Step #5: Scrubbing the Chokes

Scrubbing the Chokes

Soaking the choke tubes is a tedious process. Alternatively, use a brass brush that is attached to the handle of the three-piece cleaning rod, use the same solvent spray onto the tube and begin scrubbing. It should be brief.

When scrapping out crud from the thread, I use a worn-out rifle brush which does the trick. In case the brush is dirty, you can always clean it with a few blasts from the aerosol solvent.

When cleaning the thread of the barrel, use a straw to remove crud. Using a brush is vital as it will loosen stubborn materials or particles. Remove all the debris as much as you can, using an old rug that fits on the muzzle, and squeeze it onto the thread.

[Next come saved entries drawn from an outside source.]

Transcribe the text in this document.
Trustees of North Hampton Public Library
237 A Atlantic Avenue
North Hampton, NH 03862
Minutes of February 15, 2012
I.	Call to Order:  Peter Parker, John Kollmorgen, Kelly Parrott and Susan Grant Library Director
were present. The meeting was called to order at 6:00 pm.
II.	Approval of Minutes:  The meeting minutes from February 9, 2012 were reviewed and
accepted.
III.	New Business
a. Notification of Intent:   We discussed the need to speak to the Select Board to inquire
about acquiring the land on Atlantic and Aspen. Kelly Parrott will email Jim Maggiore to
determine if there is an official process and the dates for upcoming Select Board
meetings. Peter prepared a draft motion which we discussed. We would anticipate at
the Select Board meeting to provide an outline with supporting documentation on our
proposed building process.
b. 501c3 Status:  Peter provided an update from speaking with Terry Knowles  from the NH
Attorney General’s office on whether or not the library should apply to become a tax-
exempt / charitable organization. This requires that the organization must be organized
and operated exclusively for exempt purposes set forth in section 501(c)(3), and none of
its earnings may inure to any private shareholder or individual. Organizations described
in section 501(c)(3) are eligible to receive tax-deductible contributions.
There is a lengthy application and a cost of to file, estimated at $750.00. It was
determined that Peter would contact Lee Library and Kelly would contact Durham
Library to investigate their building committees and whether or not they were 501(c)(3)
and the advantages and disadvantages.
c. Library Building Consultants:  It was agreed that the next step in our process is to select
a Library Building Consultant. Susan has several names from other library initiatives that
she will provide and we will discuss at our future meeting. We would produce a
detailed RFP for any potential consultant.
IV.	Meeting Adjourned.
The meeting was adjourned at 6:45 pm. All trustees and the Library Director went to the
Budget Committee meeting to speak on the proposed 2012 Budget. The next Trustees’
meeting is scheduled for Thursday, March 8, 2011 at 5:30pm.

Finally, when you are done, reinstall all the chokes using grease to reduce friction or seizing; then pass one final swab through it using BoreSnake.

Step #6: Cleaning and Lube the Action

Cleaning and Lube the Action

I always avoid cleaning the action because cleaning or oiling will attract dust and powder, which causes problems in the future. Instead, I use a brush, rag, or cotton swab that will remove all the filth or dust.

For those shooting with an autoloader, this is the perfect time to clean the spring assembly near gas ports and the pistons.

P.S: There are different types of guns that require different lubricants.

Step #7: Tightening and Spot Cleaning

This is the last part as you visually inspect the gun, clean where you see fit, and apply a thin oil coating on the exterior parts.

For safety, tighten up all the hardware or screws, and last but not least, reassemble the gun. After a few minutes, open and close the action, shoulder it, and take a few practice swings to feel your new hardware.